Her eyes widened. “What?”

He handed her an airline ticket folder, which contained a first-class round-trip ticket from Odessa to Las Vegas, via Moscow and New York. He’d already spoken to Madame P. about the date and he’d been reassured that the K-1 visa would be ready in time. The paperwork was complete. All that was necessary was for Madame P. to submit evidence that Wilson had visited Irina in person. And this was as good as done. She’d taken his picture with Irina, and copied the visa stamp in his passport that very morning. Irina would fly into Vegas on June 16. This would give them time to marry, and still be at the ranch for the summer solstice.

The date was important. In a way, it was everything.

Irina gasped when she saw the ticket. “First class!” she oohed, bringing him back to the moment. Then she saw the hundred-dollar bills that he’d put in the folder behind the ticket. “Oh Jack!” she cried, surreptitiously counting the money. She kissed him again. Tears glittered in her eyes.

“You can buy a dress – or give it to your parents. An engagement gift. Like this.” He produced a ring from the pocket of his jacket, and slid it onto her finger.

Irina was dazzled. “Oh, Jack. It’s so beautiful.”
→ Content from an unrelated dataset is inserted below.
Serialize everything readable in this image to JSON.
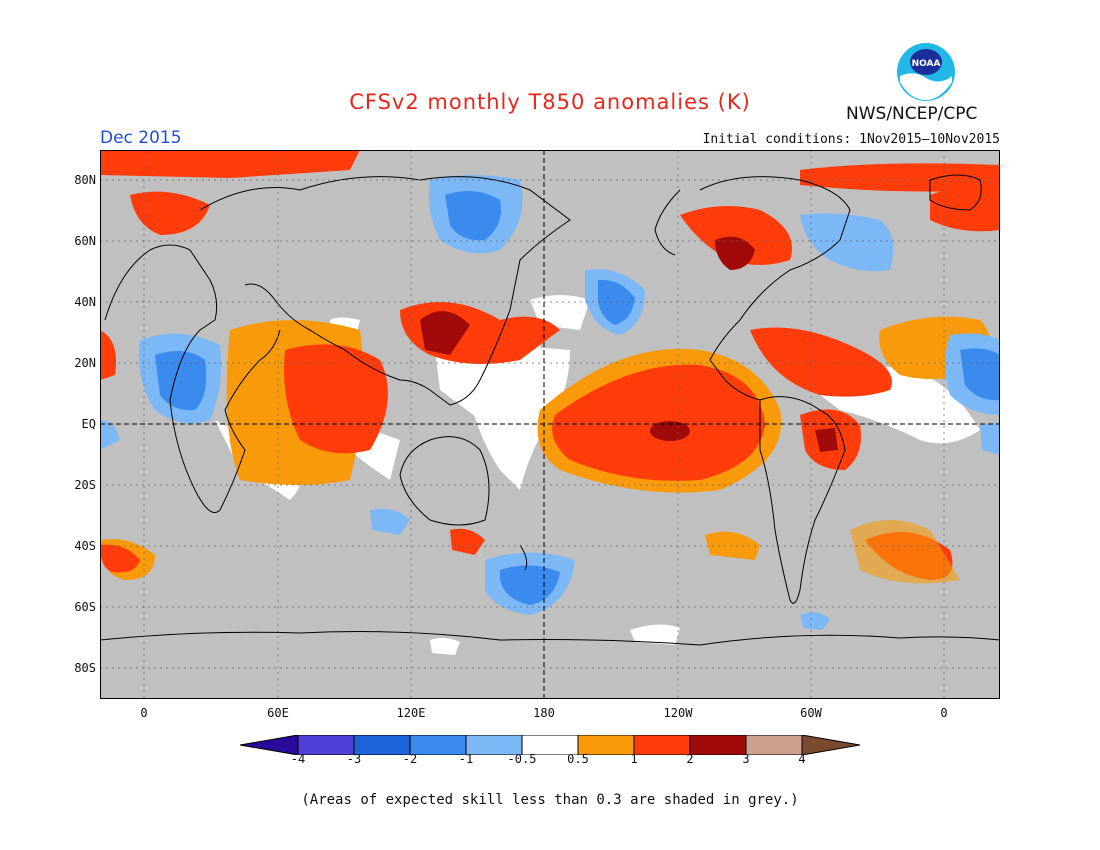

In the morning, Madame P. bundled them aboard a “luxury coach,” which deposited them at the Nerubayske tunnels, home of the Museum of Partisan Glory. Madame P. doled out the tickets and issued a stern warning: “Stay with tour. Do not be tempted to explore on your own. Each year, persons disappear into catacombs and never return.”

It reminded Wilson of his high school field trips. Indeed, the entire “romantic tour” echoed those days, the awkward boys and giggling girls replaced by these self-conscious men and softly laughing women. Each couple was given a flashlight. Everyone held hands. Irina’s hand was small and cool in his own.

Madame P. herself acted as the tour guide, explaining that the catacombs were created by mining for limestone – which had been used to build the city of Odessa. Over the years, the network of tunnels became a smugglers’ maze.

Irina squeezed his hand.

“But here in Nerubayske,” Madame P. continued, “lived small army of brave partisans during World War number two.” Various dioramas showed what life had been like underground for the fighters who lived in the tunnels in between attacks on the railroads and other efforts to thwart the Nazi advance.